In the Corona crisis, businesses and households reacted in a completely similar way, namely by widening their spending gap, which the state had to make up in order to prevent an even far greater crash of the economy. Anyone who expects companies to contribute to growth in this situation must be completely ignorant or a lobbyist for the business community.

In the case of the FAZ, you can take your pick. It writes:

“As finance minister, Lindner will have to balance what is desirable with what is feasible. It’s not just the coalition partners who can thwart him. The debt rule and the budget burdened by the pandemic leave little room for anything new. To generate new growth opportunities, Lindner will have to make almost impossible tax relief possible. This will then benefit not only his FDP, but the entire country.”

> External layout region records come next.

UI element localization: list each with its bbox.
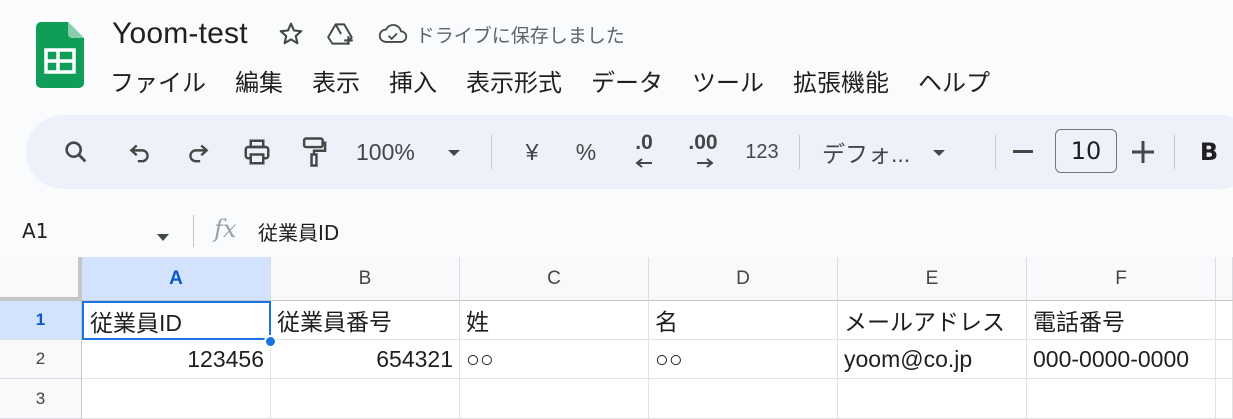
menu-format[interactable]: 表示形式 [466, 63, 562, 98]
decrease-decimal-button[interactable]: .0 [622, 115, 666, 189]
increase-decimal-button[interactable]: .00 [678, 115, 728, 189]
cell-d2[interactable]: ○○ [649, 340, 838, 379]
column-header-g[interactable] [1216, 257, 1233, 301]
column-header-a[interactable]: A [82, 257, 271, 301]
fx-icon: fx [214, 215, 237, 243]
column-header-e[interactable]: E [838, 257, 1027, 301]
increase-decimal-label: .00 [688, 130, 718, 154]
cell-g3[interactable] [1216, 379, 1233, 419]
menu-tools[interactable]: ツール [692, 63, 764, 98]
bold-button[interactable]: B [1194, 115, 1224, 189]
menu-view[interactable]: 表示 [312, 63, 360, 98]
cell-f1[interactable]: 電話番号 [1027, 301, 1216, 340]
document-title[interactable]: Yoom-test [110, 17, 250, 51]
formula-bar: A1 fx 従業員ID [0, 207, 1233, 255]
chevron-down-icon [447, 143, 461, 162]
zoom-select[interactable]: 100% [356, 115, 466, 189]
menu-file[interactable]: ファイル [110, 63, 206, 98]
toolbar-divider [491, 135, 492, 169]
sheets-logo-icon[interactable] [36, 22, 84, 88]
percent-label: % [575, 138, 597, 165]
cell-d3[interactable] [649, 379, 838, 419]
font-name: デフォ... [822, 141, 911, 167]
font-select[interactable]: デフォ... [822, 115, 974, 189]
cell-b2[interactable]: 654321 [271, 340, 460, 379]
toolbar-divider [799, 135, 800, 169]
move-to-drive-icon[interactable] [326, 19, 356, 49]
menu-insert[interactable]: 挿入 [389, 63, 437, 98]
cell-c3[interactable] [460, 379, 649, 419]
column-header-b[interactable]: B [271, 257, 460, 301]
cell-d1[interactable]: 名 [649, 301, 838, 340]
arrow-right-icon [691, 153, 715, 172]
format-currency-button[interactable]: ¥ [514, 115, 550, 189]
row-header-2[interactable]: 2 [0, 340, 82, 379]
menu-extensions[interactable]: 拡張機能 [793, 63, 889, 98]
cell-f2[interactable]: 000-0000-0000 [1027, 340, 1216, 379]
row-header-1[interactable]: 1 [0, 301, 82, 340]
cell-e2[interactable]: yoom@co.jp [838, 340, 1027, 379]
column-header-d[interactable]: D [649, 257, 838, 301]
font-size-input[interactable]: 10 [1055, 129, 1117, 173]
cell-a1[interactable]: 従業員ID [82, 301, 271, 340]
decrease-decimal-label: .0 [635, 130, 653, 154]
print-icon[interactable] [237, 115, 277, 189]
cell-e3[interactable] [838, 379, 1027, 419]
cell-g1[interactable] [1216, 301, 1233, 340]
search-menus-icon[interactable] [56, 115, 96, 189]
cell-e1[interactable]: メールアドレス [838, 301, 1027, 340]
formula-input[interactable]: 従業員ID [258, 207, 339, 255]
toolbar-divider [995, 135, 996, 169]
toolbar: 100% ¥ % .0 .00 123 デフォ... 10 B [26, 115, 1233, 189]
cell-a2[interactable]: 123456 [82, 340, 271, 379]
title-row: Yoom-test ドライブに保存しました [110, 12, 625, 56]
decrease-font-size-icon[interactable] [1008, 115, 1038, 189]
cell-a3[interactable] [82, 379, 271, 419]
bold-label: B [1199, 138, 1219, 166]
cell-c2[interactable]: ○○ [460, 340, 649, 379]
cell-b3[interactable] [271, 379, 460, 419]
chevron-down-icon [932, 143, 946, 162]
arrow-left-icon [634, 153, 654, 172]
cell-b1[interactable]: 従業員番号 [271, 301, 460, 340]
row-header-3[interactable]: 3 [0, 379, 82, 419]
name-box[interactable]: A1 [22, 207, 48, 255]
more-formats-button[interactable]: 123 [740, 115, 784, 189]
undo-icon[interactable] [120, 115, 160, 189]
increase-font-size-icon[interactable] [1128, 115, 1158, 189]
toolbar-divider [1174, 135, 1175, 169]
formula-divider [193, 215, 194, 247]
save-status-text: ドライブに保存しました [415, 24, 625, 47]
cell-g2[interactable] [1216, 340, 1233, 379]
column-header-c[interactable]: C [460, 257, 649, 301]
menu-bar: ファイル 編集 表示 挿入 表示形式 データ ツール 拡張機能 ヘルプ [110, 60, 1019, 100]
save-status: ドライブに保存しました [378, 19, 625, 49]
star-icon[interactable] [276, 19, 306, 49]
menu-edit[interactable]: 編集 [235, 63, 283, 98]
column-header-f[interactable]: F [1027, 257, 1216, 301]
menu-data[interactable]: データ [591, 63, 663, 98]
currency-label: ¥ [525, 138, 539, 165]
paint-format-icon[interactable] [294, 115, 334, 189]
redo-icon[interactable] [178, 115, 218, 189]
zoom-value: 100% [356, 138, 415, 165]
number-format-label: 123 [745, 140, 779, 163]
sheet-grid: A B C D E F 1 2 3 従業員ID 従業員番号 姓 名 メールアドレ… [0, 257, 1233, 419]
spreadsheet-app: Yoom-test ドライブに保存しました ファイル 編集 表示 挿入 表示形式… [0, 0, 1233, 419]
select-all-corner[interactable] [0, 257, 82, 301]
menu-help[interactable]: ヘルプ [918, 63, 990, 98]
cell-f3[interactable] [1027, 379, 1216, 419]
cell-c1[interactable]: 姓 [460, 301, 649, 340]
cloud-done-icon [378, 19, 408, 49]
chevron-down-icon[interactable] [156, 227, 170, 246]
format-percent-button[interactable]: % [568, 115, 604, 189]
fill-handle[interactable] [264, 335, 277, 348]
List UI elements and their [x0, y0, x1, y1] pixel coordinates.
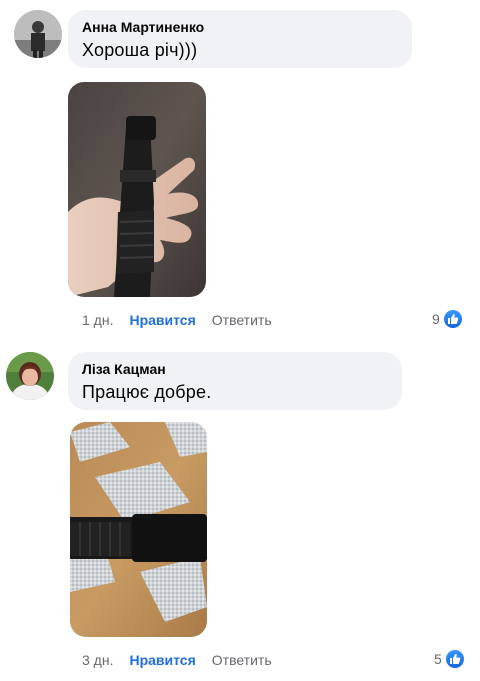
comment-1: Анна Мартиненко Хороша річ))) 1 дн. Нрав… [0, 0, 480, 335]
attached-photo[interactable] [68, 82, 206, 297]
avatar[interactable] [6, 352, 54, 400]
reaction-summary[interactable]: 9 [432, 310, 462, 328]
comment-time[interactable]: 1 дн. [82, 312, 113, 328]
attached-photo[interactable] [70, 422, 207, 637]
avatar[interactable] [14, 10, 62, 58]
comment-text: Працює добре. [82, 382, 212, 402]
thumbs-up-icon [445, 650, 464, 668]
author-name[interactable]: Ліза Кацман [82, 360, 388, 378]
comment-bubble: Ліза Кацман Працює добре. [68, 352, 402, 410]
like-button[interactable]: Нравится [129, 312, 195, 328]
comment-actions: 3 дн. Нравится Ответить [82, 651, 272, 669]
comment-time[interactable]: 3 дн. [82, 652, 113, 668]
comment-2: Ліза Кацман Працює добре. 3 дн. Нравится… [0, 340, 480, 681]
thumbs-up-icon [443, 310, 462, 328]
comment-actions: 1 дн. Нравится Ответить [82, 311, 272, 329]
reaction-summary[interactable]: 5 [434, 650, 464, 668]
author-name[interactable]: Анна Мартиненко [82, 18, 398, 36]
like-button[interactable]: Нравится [129, 652, 195, 668]
comment-bubble: Анна Мартиненко Хороша річ))) [68, 10, 412, 68]
reply-button[interactable]: Ответить [212, 652, 272, 668]
reaction-count: 5 [434, 651, 442, 667]
reply-button[interactable]: Ответить [212, 312, 272, 328]
reaction-count: 9 [432, 311, 440, 327]
comment-text: Хороша річ))) [82, 40, 198, 60]
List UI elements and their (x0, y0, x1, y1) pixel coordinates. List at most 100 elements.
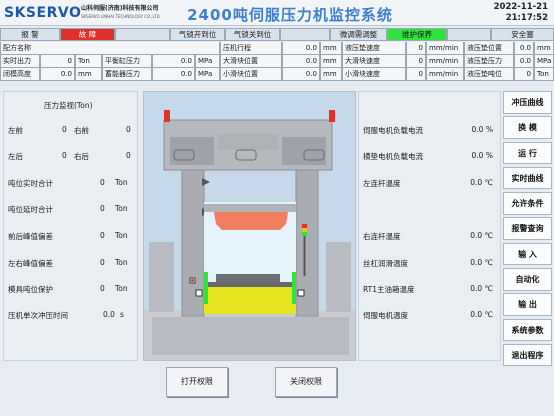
pressure-row-value: 0 (100, 178, 105, 187)
company-name-cn: 山科伺服(济南)科技有限公司 (81, 5, 159, 12)
small-slide-pos-unit: mm (320, 68, 342, 81)
pressure-row-unit: Ton (115, 231, 128, 240)
realtime-curve-button[interactable]: 实时曲线 (503, 166, 552, 190)
balance-cyl-label: 平衡缸压力 (102, 55, 152, 68)
motor-temperature-panel: 伺服电机负载电流 0.0 % 横垫电机负载电流 0.0 % 左连杆温度 0.0 … (358, 91, 501, 361)
company-logo: SKSERVO (4, 5, 82, 21)
data-row: 伺服电机温度 0.0 ℃ (363, 310, 499, 321)
pressure-row-unit: s (120, 310, 124, 319)
cushion-position-value: 0.0 (514, 42, 534, 55)
press-slide (204, 204, 296, 212)
recipe-name-label: 配方名称 (0, 42, 220, 55)
automation-button[interactable]: 自动化 (503, 268, 552, 291)
exit-program-button[interactable]: 退出程序 (503, 343, 552, 367)
left-front-value: 0 (62, 125, 67, 134)
date-text: 2022-11-21 (493, 2, 548, 12)
cushion-tonnage-value: 0 (514, 68, 534, 81)
switch-box-left (195, 289, 203, 297)
data-value: 0.0 (471, 125, 484, 134)
header-bar: SKSERVO 山科伺服(济南)科技有限公司 SKSERVO LINHAI TE… (0, 0, 554, 26)
big-slide-speed-unit: mm/min (426, 55, 464, 68)
status-row: 报 警 故 障 气锁开到位 气锁关到位 微调需调整 维护保养 安全塞 (0, 28, 554, 41)
pressure-row-unit: Ton (115, 204, 128, 213)
small-slide-speed-unit: mm/min (426, 68, 464, 81)
data-row: 左连杆温度 0.0 ℃ (363, 178, 499, 189)
lock-open-indicator: 气锁开到位 (170, 28, 225, 41)
small-slide-pos-label: 小滑块位置 (220, 68, 282, 81)
shut-height-unit: mm (75, 68, 102, 81)
big-slide-pos-label: 大滑块位置 (220, 55, 282, 68)
crown-center (218, 134, 278, 150)
safety-plug-indicator: 安全塞 (491, 28, 554, 41)
press-stroke-unit: mm (320, 42, 342, 55)
spacer-cell (115, 28, 170, 41)
time-text: 21:17:52 (505, 13, 548, 23)
pressure-row-label: 压机单次冲压时间 (8, 311, 68, 320)
shut-height-value: 0.0 (40, 68, 75, 81)
close-permission-button[interactable]: 关闭权限 (275, 367, 337, 397)
cushion-tonnage-unit: Ton (534, 68, 554, 81)
system-params-button[interactable]: 系统参数 (503, 318, 552, 342)
data-value: 0.0 (470, 258, 483, 267)
die-change-button[interactable]: 换 模 (503, 116, 552, 139)
data-value: 0.0 (470, 231, 483, 240)
cushion-pressure-unit: MPa (534, 55, 554, 68)
big-slide-speed-value: 0 (406, 55, 426, 68)
lower-die (216, 274, 280, 282)
right-front-label: 右前 (74, 126, 89, 135)
param-row: 配方名称 压机行程 0.0 mm 液压垫速度 0 mm/min 液压垫位置 0.… (0, 42, 554, 55)
output-button[interactable]: 输 出 (503, 293, 552, 316)
maintenance-indicator[interactable]: 维护保养 (387, 28, 447, 41)
small-slide-speed-label: 小滑块速度 (342, 68, 406, 81)
right-back-label: 右后 (74, 152, 89, 161)
signal-yellow (302, 228, 307, 232)
arrow-marker (202, 178, 210, 186)
data-unit: ℃ (484, 178, 493, 187)
data-unit: ℃ (484, 258, 493, 267)
data-row-label: RT1主油箱温度 (363, 285, 415, 294)
data-unit: ℃ (484, 231, 493, 240)
real-force-unit: Ton (75, 55, 102, 68)
accumulator-unit: MPa (195, 68, 220, 81)
press-curve-button[interactable]: 冲压曲线 (503, 91, 552, 114)
pressure-monitor-panel: 压力监视(Ton) 左前 0 右前 0 左后 0 右后 0 吨位实时合计 0 T… (3, 91, 138, 361)
pressure-row-label: 左右峰值偏差 (8, 259, 53, 268)
spacer-cell (280, 28, 330, 41)
cushion-position-unit: mm (534, 42, 554, 55)
data-row-value: 0.0 ℃ (470, 231, 493, 240)
left-back-label: 左后 (8, 152, 23, 161)
data-row-label: 伺服电机负载电流 (363, 126, 423, 135)
real-force-label: 实时出力 (0, 55, 40, 68)
accumulator-label: 蓄能器压力 (102, 68, 152, 81)
emergency-dot (191, 279, 194, 282)
run-button[interactable]: 运 行 (503, 141, 552, 165)
fault-indicator[interactable]: 故 障 (60, 28, 115, 41)
data-row-value: 0.0 ℃ (470, 178, 493, 187)
signal-pole (303, 236, 306, 276)
cushion-pressure-label: 液压垫压力 (464, 55, 514, 68)
balance-cyl-unit: MPa (195, 55, 220, 68)
data-row-value: 0.0 ℃ (470, 310, 493, 319)
pressure-row-value: 0 (100, 258, 105, 267)
data-row: RT1主油箱温度 0.0 ℃ (363, 284, 499, 295)
open-permission-button[interactable]: 打开权限 (166, 367, 228, 397)
pressure-row-value: 0 (100, 231, 105, 240)
signal-red (302, 224, 307, 228)
allow-conditions-button[interactable]: 允许条件 (503, 192, 552, 215)
alarm-query-button[interactable]: 报警查询 (503, 217, 552, 240)
pressure-row-label: 吨位延时合计 (8, 205, 53, 214)
pressure-row-value: 0.0 (103, 310, 115, 319)
input-button[interactable]: 输 入 (503, 242, 552, 266)
sensor-bar-left (204, 272, 208, 304)
data-row-value: 0.0 ℃ (470, 284, 493, 293)
data-row: 伺服电机负载电流 0.0 % (363, 125, 499, 136)
data-value: 0.0 (471, 151, 484, 160)
side-fixture-right (326, 242, 351, 312)
balance-cyl-value: 0.0 (152, 55, 195, 68)
cushion-speed-value: 0 (406, 42, 426, 55)
data-unit: % (485, 151, 493, 160)
press-illustration (144, 110, 355, 360)
lock-close-indicator: 气锁关到位 (225, 28, 280, 41)
company-name-en: SKSERVO LINHAI TECHNOLOGY CO.,LTD (81, 14, 160, 19)
small-slide-pos-value: 0.0 (282, 68, 320, 81)
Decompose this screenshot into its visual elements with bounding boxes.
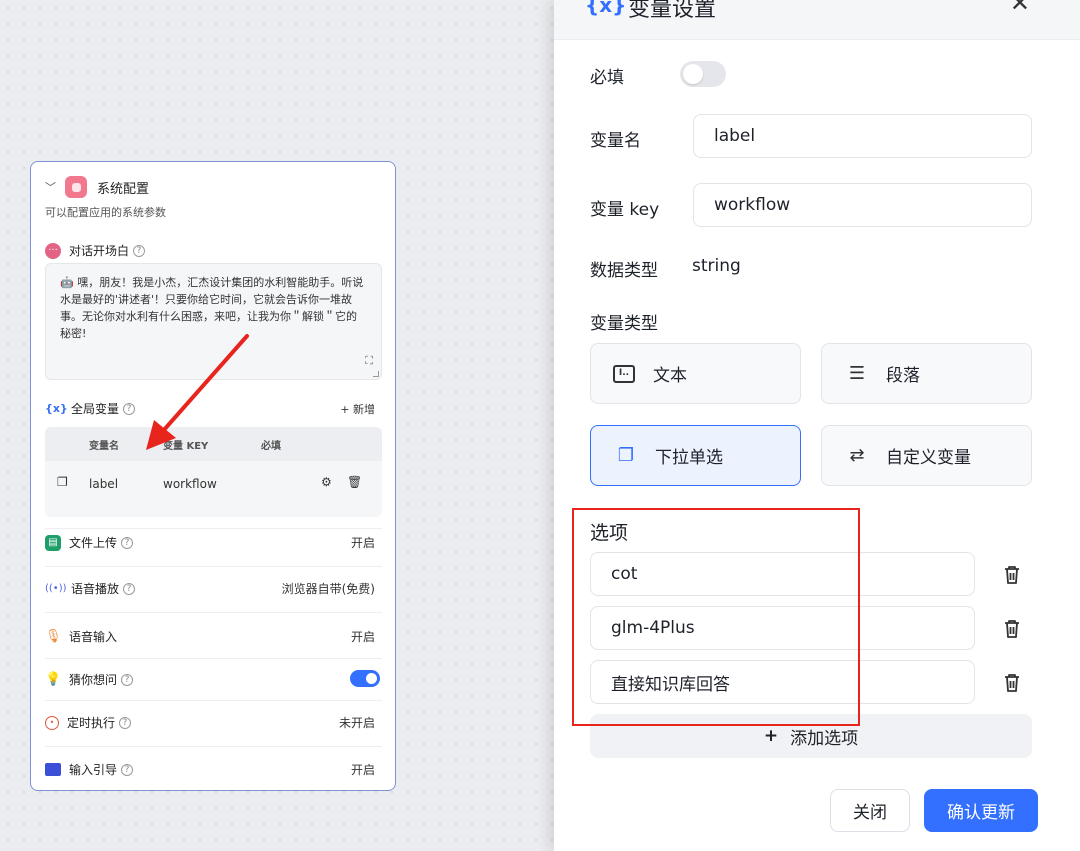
type-card-text[interactable]: I.. 文本 bbox=[590, 343, 801, 404]
voice-playback-row: ((•)) 语音播放 ? bbox=[45, 580, 136, 597]
welcome-row: ··· 对话开场白 ? bbox=[45, 242, 146, 259]
help-icon[interactable]: ? bbox=[119, 716, 132, 729]
chevron-down-icon[interactable]: ﹀ bbox=[45, 179, 65, 195]
confirm-update-button[interactable]: 确认更新 bbox=[924, 789, 1038, 832]
trash-icon[interactable] bbox=[1002, 672, 1022, 694]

Almost more aberrant is what the “business community” itself thinks about this issue, according to a survey in the FAZ:

“The attitude of business experts to tax cuts is interesting. Only 3 percent of those surveyed want them if it meant more government debt. Just under a third want to see tax cuts financed with spending cuts. 17 percent are in favor of a mix of spending cuts and new debt. By contrast, just under half are in favor of foregoing tax cuts if necessary. “As a result, a purely debt-financed tax cut finds virtually no supporters,” EY concludes.”

Tax cuts under the debt rule are just silly stuff. If the government has to recoup the money it needs for the tax cut by cutting spending elsewhere, a tax cut is meaningless in terms of growth and development, no matter who it benefits. The efficiency gains that the FDP hopes will result from a redistribution from the bottom to the top will occur as little in the future as they have in the past. Consequently, for example, “slashing” the social budget in favor of abolishing the solidarity tax remains at best a zero-sum game that increases inequality, but it is likely to be a negative-sum game that also harms the economy.

If you even want to cut taxes for companies, which on balance do the opposite of what they are supposed to do in a functioning market economy, you again must be blind or an ideologue. To say that the whole country benefits from tax cuts from which the FDP profits is pure disinformation from a media that obviously sees itself as a lobbyist.

Anyone who discusses the state’s debts without saying who should make the debts instead, and under what circumstances, if the state does not make them, is basically a charlatan. That so-called economic science allows such charlatans to suggest to people that there can be economic development without debt is by far its greatest failure.